The number of candidates makes the time limit necessary, but that's not conducive to communicating ideas - instead deepening the crowd's predilection for grand, zany pronouncements. Say you hate cars and you're guaranteed applause. Talk insightfully about the municipal nitty-gritty and it's probably coughs and crickets.
Urban geographer David Hanna talks of opportunities for affordable housing in the port lands, to little fanfare. Irwin Sampat rises high on a declaration that "Toronto has lost its mojo," but drops like a lead balloon at talk of allocating taxes from Peel and Halton to Toronto due to the number of commuters they send onto our roads.
But just like a poetry slam, the time constraints may help crystallize insights, and a few diamonds result.
"I'm not promising taxes or turkeys, I'm promising more time," says an ultra-casual Kevin Peck, easily connecting things like zoning and multi-modal transportation plans to people's leisure time.
"Raise the youth so we don't raise an alert. We need solutions that aren't inert," raps Uche Onyia. "Immigrants come here to do better for themselves. Let's all share the wealth, and put Canada on the global top shelf." If he promises to always speak in rhyme ("Thank you madam chair, my motion is prepared, but these Robert's Rules of Order just ain't fair"), he's got my vote.
Ron Nuriwash also goes the poetic route, relying on the quiet power of our own Dennis Lee. "Parking lots came out to play, a streak of green instead of grey, and I said, why not stay that way? The day we stopped Spadina," he quotes from a poem on the Spadina Expressway fight, adding, "We can still stop the Spadinas that are out there."
Also like slams, the best performers always seem to show up later in the lineup, probably feeding on the energy of a warmed-up crowd.
"The citystate has been replaced by the neighbourhood civilization," says candidate HiMY SYeD (his spelling, not mine). "You don't need a councillor, you need representation for your neighbourhood. You need a superhero for your neighbourhood!" Stripping down to a Superman costume, he jumps off the stage, through the crowd and out the door.

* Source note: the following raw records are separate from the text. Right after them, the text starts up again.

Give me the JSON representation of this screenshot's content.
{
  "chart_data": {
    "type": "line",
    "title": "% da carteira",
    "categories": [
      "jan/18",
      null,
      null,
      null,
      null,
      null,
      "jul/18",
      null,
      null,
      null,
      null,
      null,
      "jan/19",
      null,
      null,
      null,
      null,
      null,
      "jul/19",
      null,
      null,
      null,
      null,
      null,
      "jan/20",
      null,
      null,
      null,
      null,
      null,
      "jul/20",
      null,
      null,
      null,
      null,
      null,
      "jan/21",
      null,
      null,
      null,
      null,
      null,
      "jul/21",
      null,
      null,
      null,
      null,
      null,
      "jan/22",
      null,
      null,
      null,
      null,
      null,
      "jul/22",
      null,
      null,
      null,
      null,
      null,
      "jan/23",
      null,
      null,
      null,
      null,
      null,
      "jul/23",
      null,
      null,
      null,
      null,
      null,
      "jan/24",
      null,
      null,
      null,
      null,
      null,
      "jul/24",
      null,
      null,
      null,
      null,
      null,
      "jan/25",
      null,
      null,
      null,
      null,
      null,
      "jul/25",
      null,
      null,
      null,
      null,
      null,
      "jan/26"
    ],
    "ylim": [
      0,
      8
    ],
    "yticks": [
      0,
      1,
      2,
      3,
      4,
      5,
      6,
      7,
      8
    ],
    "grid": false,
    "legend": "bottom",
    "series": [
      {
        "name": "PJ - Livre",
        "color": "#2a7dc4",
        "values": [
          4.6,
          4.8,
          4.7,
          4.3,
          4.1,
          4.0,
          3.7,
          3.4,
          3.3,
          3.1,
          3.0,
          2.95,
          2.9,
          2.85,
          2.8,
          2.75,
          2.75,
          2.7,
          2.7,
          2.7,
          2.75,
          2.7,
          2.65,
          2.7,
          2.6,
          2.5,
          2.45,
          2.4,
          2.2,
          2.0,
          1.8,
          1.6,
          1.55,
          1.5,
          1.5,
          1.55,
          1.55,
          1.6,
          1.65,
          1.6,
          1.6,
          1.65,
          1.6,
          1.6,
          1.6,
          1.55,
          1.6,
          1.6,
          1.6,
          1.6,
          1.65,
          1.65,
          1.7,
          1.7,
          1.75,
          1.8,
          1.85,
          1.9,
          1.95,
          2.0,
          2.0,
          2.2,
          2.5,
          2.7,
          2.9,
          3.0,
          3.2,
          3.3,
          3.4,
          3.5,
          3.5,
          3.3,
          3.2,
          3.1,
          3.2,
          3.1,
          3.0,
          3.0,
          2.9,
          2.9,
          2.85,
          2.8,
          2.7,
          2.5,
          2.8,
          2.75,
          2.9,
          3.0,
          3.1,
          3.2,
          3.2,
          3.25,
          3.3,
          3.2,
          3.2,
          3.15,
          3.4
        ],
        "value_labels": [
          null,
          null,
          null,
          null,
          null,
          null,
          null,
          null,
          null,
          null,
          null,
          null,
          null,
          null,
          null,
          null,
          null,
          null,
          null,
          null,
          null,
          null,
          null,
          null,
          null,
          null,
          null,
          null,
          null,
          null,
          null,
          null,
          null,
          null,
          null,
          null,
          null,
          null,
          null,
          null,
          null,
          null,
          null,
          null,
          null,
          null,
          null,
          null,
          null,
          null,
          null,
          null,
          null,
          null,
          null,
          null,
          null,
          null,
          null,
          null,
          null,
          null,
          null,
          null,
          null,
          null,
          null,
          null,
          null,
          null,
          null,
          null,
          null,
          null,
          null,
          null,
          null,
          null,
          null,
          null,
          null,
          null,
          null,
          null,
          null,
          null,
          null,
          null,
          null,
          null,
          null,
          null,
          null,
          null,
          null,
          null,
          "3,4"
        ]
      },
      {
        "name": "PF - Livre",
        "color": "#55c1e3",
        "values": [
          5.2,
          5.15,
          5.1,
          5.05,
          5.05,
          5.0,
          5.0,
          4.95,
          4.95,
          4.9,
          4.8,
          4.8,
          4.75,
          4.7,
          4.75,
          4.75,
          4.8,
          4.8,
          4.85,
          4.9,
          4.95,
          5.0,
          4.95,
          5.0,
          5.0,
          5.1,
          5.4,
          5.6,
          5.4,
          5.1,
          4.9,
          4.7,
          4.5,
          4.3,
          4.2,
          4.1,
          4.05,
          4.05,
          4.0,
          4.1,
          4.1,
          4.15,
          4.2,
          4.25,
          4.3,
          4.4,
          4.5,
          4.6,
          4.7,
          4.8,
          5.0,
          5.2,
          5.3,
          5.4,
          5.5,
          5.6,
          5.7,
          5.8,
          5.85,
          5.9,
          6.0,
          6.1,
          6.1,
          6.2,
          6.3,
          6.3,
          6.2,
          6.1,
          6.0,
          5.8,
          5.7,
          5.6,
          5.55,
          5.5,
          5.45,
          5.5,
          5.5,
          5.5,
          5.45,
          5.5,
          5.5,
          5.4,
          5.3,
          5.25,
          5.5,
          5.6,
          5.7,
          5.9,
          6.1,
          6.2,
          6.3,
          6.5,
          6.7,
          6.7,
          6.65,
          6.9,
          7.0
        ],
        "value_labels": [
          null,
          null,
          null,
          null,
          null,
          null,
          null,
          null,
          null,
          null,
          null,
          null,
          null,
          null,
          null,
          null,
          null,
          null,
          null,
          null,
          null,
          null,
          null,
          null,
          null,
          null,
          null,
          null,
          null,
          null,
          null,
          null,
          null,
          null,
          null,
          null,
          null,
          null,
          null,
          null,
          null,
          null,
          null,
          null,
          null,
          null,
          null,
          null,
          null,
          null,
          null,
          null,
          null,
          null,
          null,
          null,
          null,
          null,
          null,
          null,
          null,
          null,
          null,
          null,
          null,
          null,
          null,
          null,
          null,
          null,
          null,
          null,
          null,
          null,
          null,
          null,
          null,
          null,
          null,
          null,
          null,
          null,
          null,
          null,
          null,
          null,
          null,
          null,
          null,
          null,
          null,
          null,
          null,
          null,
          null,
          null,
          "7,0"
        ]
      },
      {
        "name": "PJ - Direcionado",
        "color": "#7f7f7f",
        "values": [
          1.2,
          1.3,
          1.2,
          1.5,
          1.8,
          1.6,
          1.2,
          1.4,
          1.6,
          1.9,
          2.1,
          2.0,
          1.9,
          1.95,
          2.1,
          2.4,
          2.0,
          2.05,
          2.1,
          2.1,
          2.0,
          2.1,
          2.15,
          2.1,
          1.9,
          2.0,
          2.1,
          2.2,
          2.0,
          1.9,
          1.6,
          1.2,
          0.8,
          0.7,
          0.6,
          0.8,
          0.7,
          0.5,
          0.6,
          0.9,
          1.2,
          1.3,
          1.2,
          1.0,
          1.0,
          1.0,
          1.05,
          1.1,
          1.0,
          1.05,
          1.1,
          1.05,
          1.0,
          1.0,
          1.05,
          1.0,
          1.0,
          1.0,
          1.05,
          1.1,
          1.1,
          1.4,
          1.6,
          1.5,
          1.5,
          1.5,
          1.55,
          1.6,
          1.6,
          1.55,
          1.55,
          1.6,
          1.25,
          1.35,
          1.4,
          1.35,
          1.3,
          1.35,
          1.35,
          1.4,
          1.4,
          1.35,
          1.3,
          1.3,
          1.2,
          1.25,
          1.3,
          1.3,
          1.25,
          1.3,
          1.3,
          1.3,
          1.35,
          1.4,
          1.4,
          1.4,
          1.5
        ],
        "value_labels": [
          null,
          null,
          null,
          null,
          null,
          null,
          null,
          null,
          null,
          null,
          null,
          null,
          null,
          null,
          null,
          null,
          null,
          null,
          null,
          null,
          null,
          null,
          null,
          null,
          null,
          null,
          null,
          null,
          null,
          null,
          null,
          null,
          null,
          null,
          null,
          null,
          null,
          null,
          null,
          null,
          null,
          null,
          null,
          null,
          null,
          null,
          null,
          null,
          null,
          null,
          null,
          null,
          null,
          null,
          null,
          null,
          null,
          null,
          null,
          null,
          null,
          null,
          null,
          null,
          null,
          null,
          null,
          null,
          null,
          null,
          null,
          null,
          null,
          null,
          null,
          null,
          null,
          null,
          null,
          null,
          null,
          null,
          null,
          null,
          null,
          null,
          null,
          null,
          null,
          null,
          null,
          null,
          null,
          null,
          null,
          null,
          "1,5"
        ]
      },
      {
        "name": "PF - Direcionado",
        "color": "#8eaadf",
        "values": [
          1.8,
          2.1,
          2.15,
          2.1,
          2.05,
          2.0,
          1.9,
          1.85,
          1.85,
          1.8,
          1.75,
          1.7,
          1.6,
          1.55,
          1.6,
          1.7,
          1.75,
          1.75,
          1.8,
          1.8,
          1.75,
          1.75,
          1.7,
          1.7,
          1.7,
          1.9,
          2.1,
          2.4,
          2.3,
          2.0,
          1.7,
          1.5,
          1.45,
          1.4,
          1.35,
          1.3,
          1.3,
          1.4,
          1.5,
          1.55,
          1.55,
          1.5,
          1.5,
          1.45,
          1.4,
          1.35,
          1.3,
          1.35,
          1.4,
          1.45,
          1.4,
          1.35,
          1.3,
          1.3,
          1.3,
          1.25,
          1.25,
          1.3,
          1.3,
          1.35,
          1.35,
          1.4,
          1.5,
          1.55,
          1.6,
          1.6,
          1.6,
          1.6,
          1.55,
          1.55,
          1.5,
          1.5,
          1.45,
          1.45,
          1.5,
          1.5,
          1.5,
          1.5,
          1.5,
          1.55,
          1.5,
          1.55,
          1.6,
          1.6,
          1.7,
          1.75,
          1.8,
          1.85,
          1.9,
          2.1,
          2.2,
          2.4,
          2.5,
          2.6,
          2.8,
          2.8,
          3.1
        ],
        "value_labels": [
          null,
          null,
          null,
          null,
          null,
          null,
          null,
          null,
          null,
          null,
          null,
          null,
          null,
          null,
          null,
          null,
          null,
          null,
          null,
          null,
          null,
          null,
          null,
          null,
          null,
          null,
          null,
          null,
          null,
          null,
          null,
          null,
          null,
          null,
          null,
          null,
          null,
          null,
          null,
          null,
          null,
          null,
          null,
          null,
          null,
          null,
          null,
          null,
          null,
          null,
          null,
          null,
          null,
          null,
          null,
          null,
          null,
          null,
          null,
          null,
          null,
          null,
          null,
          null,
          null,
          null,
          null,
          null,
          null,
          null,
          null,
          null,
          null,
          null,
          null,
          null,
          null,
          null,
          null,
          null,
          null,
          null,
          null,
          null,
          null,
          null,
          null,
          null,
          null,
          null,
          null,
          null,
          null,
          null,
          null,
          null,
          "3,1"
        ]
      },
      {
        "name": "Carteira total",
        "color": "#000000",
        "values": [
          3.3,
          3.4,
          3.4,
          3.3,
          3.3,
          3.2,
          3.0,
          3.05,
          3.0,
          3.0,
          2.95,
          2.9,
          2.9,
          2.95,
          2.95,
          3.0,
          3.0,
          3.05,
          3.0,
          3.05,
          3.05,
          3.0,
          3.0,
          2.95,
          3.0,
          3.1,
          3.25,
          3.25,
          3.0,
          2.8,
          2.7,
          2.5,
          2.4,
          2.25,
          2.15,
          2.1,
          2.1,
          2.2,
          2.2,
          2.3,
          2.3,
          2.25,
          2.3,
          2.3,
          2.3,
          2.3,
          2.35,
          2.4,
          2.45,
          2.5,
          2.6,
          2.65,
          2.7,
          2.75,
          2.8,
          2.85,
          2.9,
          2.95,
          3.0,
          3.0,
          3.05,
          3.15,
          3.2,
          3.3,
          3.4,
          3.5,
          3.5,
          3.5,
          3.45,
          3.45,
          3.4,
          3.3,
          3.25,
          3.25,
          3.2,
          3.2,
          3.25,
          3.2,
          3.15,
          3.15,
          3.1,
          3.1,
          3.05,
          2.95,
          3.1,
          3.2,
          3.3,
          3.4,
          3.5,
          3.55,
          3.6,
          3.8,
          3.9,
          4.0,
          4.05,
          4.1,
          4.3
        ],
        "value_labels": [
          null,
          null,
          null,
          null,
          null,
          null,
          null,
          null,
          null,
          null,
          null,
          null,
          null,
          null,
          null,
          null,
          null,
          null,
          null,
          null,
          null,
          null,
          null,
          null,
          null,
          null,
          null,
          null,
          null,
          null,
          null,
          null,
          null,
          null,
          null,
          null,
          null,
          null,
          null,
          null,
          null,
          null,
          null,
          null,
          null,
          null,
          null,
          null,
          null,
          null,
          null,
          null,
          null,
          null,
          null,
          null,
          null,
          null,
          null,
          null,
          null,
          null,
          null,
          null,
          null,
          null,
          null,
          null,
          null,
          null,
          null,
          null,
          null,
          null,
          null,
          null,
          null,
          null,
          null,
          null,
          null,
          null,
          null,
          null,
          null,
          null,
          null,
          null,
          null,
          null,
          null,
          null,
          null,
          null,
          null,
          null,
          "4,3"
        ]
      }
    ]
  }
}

But Shamez Amlani threatens to split the costumed crusader vote, appearing soon after decked out in a red cape. "Councillors should wear capes," he says, "to remind them of their awesome responsibility."
As speeches wrap up, Meslin unveils the "vote-counting army": volunteers in smocks and green hats who begin sorting the audience ballots brought forward by ushers, to Bob Wiseman's improvised organ funk. The spectacle is partially to keep people interested, as results will be announced tonight. But do I detect a bit of irony? The drama seems to tweak the nose of politics just a little. Imagine if all elections communicated an awareness of how silly they are.
In the end, 48 candidates remain standing - a group with as much ebony and ivory as the keys Wiseman is tickling. They'll soon compete in a second round.
Will all this become an exercise in changing city processes through participation - or through highly publicized mockery? I can only imagine Amlani attending committee meetings in a cape. Finding him out in the lobby, I ask how he'd squeeze himself into a council seat if elected.
He wrinkles his nose at the possibility but then considers it. "I'd wear the cape," he says seriously. "On one of those days when councillors are reading books during deputations I'd come in and say 'All right, let's rock the boat. '"
It's easy to imagine some of these candidates dashed on the rocks of bureaucracy. But at a time when City Hall is pondering whether to become an activist body or stay the bureaucratic course, it's equally easy to wonder if this sort of untrained zeal could be the thing to turn the tide.